И Чика раскусил, что на террасе в одиночестве мерзнет Люка, направился прямо к ней. Роста он ниже среднего, уплотненный, однако не скажешь, что качок, отнюдь. Походка пьяной обезьяны, а красный он, будто только что из парилки. Чика явно жертва радиации – на голове ни волосинки, а вблизи – ни бровей, ни ресниц не оказалось на этом, так сказать, лице, не испорченном интеллектом.
– Ты? – сказал он, остановившись у стола.
– Угу, – кивнула Люка.
Он плюхнулся на стул, развалился и вперился «лысыми» (ей-богу, лысыми), оттого казавшимися больными глазами в Люку. Она недолго позволила любоваться собой:
– Зая, ты влюбился? Или как?
– Что с Гектором? – приступил он к делу.
Люка неторопливо, проверяя его реакцию, выдала легенду, которую сочинила вместе с Ильей:
– Думаю, копы его накрыли. То, что нас не сдаст, в этом я уверена, но ему понадобятся деньги.

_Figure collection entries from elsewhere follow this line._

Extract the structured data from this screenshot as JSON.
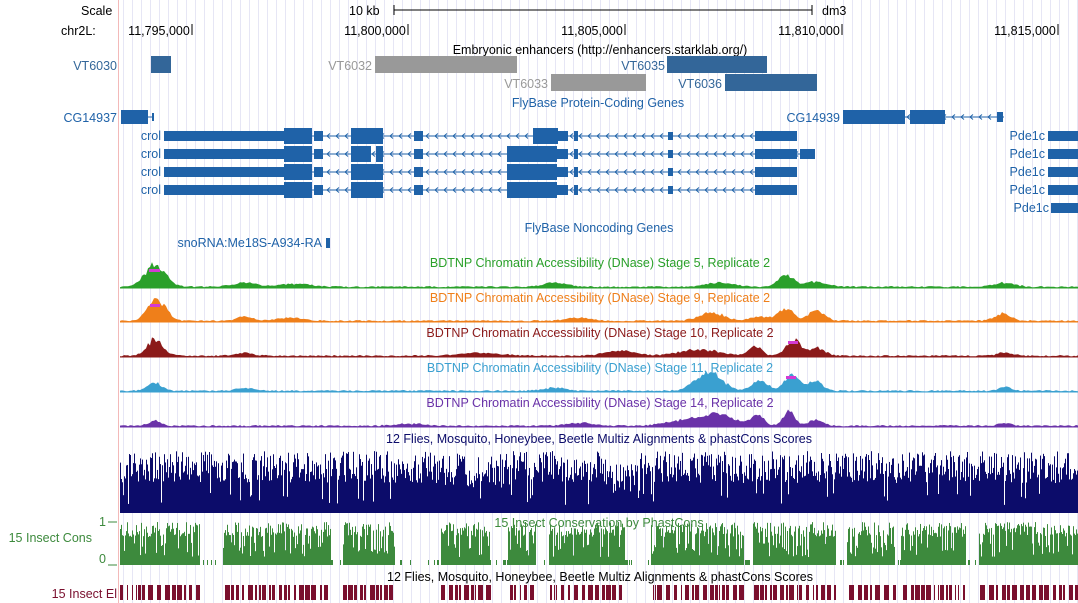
{
  "ruler": {
    "scale_label": "Scale",
    "scale_bar_label": "10 kb",
    "assembly": "dm3",
    "chrom_label": "chr2L:",
    "positions": [
      "11,795,000",
      "11,800,000",
      "11,805,000",
      "11,810,000",
      "11,815,000"
    ]
  },
  "enhancers": {
    "title": "Embryonic enhancers (http://enhancers.starklab.org/)",
    "items": [
      {
        "name": "VT6030",
        "color": "#336699"
      },
      {
        "name": "VT6032",
        "color": "#999999"
      },
      {
        "name": "VT6033",
        "color": "#999999"
      },
      {
        "name": "VT6035",
        "color": "#336699"
      },
      {
        "name": "VT6036",
        "color": "#336699"
      }
    ]
  },
  "coding_genes": {
    "title": "FlyBase Protein-Coding Genes",
    "color": "#1f62a8",
    "genes": [
      "CG14937",
      "CG14939",
      "crol",
      "crol",
      "crol",
      "crol",
      "Pde1c",
      "Pde1c",
      "Pde1c",
      "Pde1c",
      "Pde1c"
    ]
  },
  "noncoding_genes": {
    "title": "FlyBase Noncoding Genes",
    "genes": [
      "snoRNA:Me18S-A934-RA"
    ]
  },
  "dnase_tracks": [
    {
      "title": "BDTNP Chromatin Accessibility (DNase) Stage 5, Replicate 2",
      "color": "#2aa02a"
    },
    {
      "title": "BDTNP Chromatin Accessibility (DNase) Stage 9, Replicate 2",
      "color": "#ef7f1a"
    },
    {
      "title": "BDTNP Chromatin Accessibility (DNase) Stage 10, Replicate 2",
      "color": "#8b1a1a"
    },
    {
      "title": "BDTNP Chromatin Accessibility (DNase) Stage 11, Replicate 2",
      "color": "#3aa0d0"
    },
    {
      "title": "BDTNP Chromatin Accessibility (DNase) Stage 14, Replicate 2",
      "color": "#6a32a8"
    }
  ],
  "multiz": {
    "title": "12 Flies, Mosquito, Honeybee, Beetle Multiz Alignments & phastCons Scores",
    "color": "#0c0c6a"
  },
  "phastcons": {
    "title": "15 Insect Conservation by PhastCons",
    "side_label": "15 Insect Cons",
    "y_max": "1",
    "y_min": "0",
    "color": "#3d8a3d"
  },
  "elements": {
    "title": "12 Flies, Mosquito, Honeybee, Beetle Multiz Alignments & phastCons Scores",
    "side_label": "15 Insect El",
    "color": "#7a0f2e"
  }
}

– Гек так и сказал, чтоб ко мне обратилась?
Вот он вопрос, который не предусмотрели, а проигрывали с Ильей различные варианты. Отвечать Люка начала сразу, одновременно вытаскивая из пачки сигарету:
– Он назвал твое имя, чтоб позвонила тебе… – Она поднесла к губам сигарету и завесила паузу, подняв на него глаза, мол, прикурить даме дашь? Чика поднес огонек зажигалки, за это время Люка продумала, что сказать: – Потом замолчал, но связь была. Я слышала шум, что-то там происходило… И вдруг отключение. Труба не досталась копам, иначе мне уже позвонили бы.
Официант принес долгожданный бульон, Люка запила им лживые слова, исподволь наблюдая за Чикой. Он не заподозрил обмана, тер нос, поджав толстые губы, и насиловал дефицитные извилины, ведь даже полный тупица иногда способен распознать ложь, так что расслабляться не стоило.
– А он не сказал, где общие бабки? – огорошил Чика Люку.
– Нет. Я поняла, они… у тебя.
– Хрен там! – рыкнул Чика. – Мне не сказал, где прячет.
– А в других группах? – подала она идею.
– Там одни сопляки, новички. Ты доверишь бабло новичку? Короче, где бабки, знает только Гек. Кстати, куда он поехал один, если его взяли копы?
Полезную тему затронул. Люка хотела осторожно навести на нее, полагая, что ему известно больше, чем ей, да повода не находила.
– Мы сделали работу, – сказала она. – Гек поехал за бабками, теперь нет ни Гека, ни бабок.
– А не надо завязывать все на себе! – разозлился Чика, еще больше раскрасневшись, отчего стал похож на вареного в томате рака. – Небось ты незнакома с клиентом?.. Хм, ясно. Скажи, какой недоверчивый! Ну и пусть ищет способ сообщить нам, где зарыл бабульки. Жалко, заказы у него.